Fortunately, GPs are not on their own when it comes to assessing health apps. There are online guides that provide some sound advice, says Dr Hansra. 

“Many of my patients are starting to use mobile apps and if they want advice, I often refer them to groups which have actively assessed mobile health apps such as the VicHealth Healthy Living Apps Guide or I use the Digital Health Guide,” she says.

While these websites do not review every health app on the market, it is a good start. There are also some basic rules that GPs can tell patients about what to look for in a health app. 

For example, what happens to private information? Is it safely stored? Who else gets to see it? In a recent Australian study, reported online by Medical Forum, researchers found that about 88% of nearly 21,000 apps contained software that could potentially be used by third parties to collect users’ private data.

Lead author Associate Professor Shlomo Berkovsky

Lead author Associate Professor Shlomo Berkovsky, of the Centre of Health Informatics at Macquarie University, says the study brought up a yellow flag around the potential risks of information leaks in health apps. 

“Some risks are benign, and some are more dangerous, but both clinicians and patients need to be aware of these risks and consider them as part of their decision-making when deciding on using an app,” he said. 

TGA evaluations

Beyond privacy, patients should be encouraged to read the terms and conditions and establish if the app is registered on the Australian Register of Therapeutic Goods. Health apps registered with the ARTG have been assessed for efficacy.

A TGA spokesperson said that the Australian sponsors of medical devices regulated by the authority are required to present evidence that demonstrates their device (or app) meets the quality, safety and performance requirements, known as essential principles. 

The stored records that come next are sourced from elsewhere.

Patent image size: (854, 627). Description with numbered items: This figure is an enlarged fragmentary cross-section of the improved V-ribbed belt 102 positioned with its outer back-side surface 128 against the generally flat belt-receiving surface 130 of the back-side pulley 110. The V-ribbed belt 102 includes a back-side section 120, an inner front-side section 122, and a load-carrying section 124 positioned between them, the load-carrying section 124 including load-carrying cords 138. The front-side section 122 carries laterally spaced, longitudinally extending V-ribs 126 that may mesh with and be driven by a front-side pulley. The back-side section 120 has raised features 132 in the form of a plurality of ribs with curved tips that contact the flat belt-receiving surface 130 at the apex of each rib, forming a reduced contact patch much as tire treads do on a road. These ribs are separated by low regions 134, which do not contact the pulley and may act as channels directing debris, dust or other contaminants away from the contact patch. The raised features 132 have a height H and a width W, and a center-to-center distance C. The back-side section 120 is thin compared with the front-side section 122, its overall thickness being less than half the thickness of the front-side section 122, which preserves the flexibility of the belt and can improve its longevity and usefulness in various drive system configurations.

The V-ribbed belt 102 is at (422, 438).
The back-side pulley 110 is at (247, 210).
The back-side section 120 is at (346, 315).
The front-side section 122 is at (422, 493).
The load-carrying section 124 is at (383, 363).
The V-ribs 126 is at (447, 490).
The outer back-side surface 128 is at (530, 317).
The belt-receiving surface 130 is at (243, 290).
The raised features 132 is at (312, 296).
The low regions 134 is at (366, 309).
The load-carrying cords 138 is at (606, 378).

“The evidence needs to show reliability, accuracy, useability, security, the integrity and quality of the data, and how privacy is maintained. Limitations and use of an app should also be made clear to users as part of instructions for use, terms of use or product disclaimers,” he said.

For mental health apps, GPs can advise their patients to consult with the Australian Commission on Safety and Quality in Health Care and their recently published standards for mental health apps.

The TGA said many health apps should be viewed as sources of information or tools to manage lifestyle. Such apps are not regulated by the TGA, which also means that the efficacy of the app has not been evaluated.

At the end of the day, experts argue users of health apps need to choose wisely, selecting those that are backed by clinical evidence and, ideally, validated by government bodies like the TGA. They are aids, not a panacea for all health problems.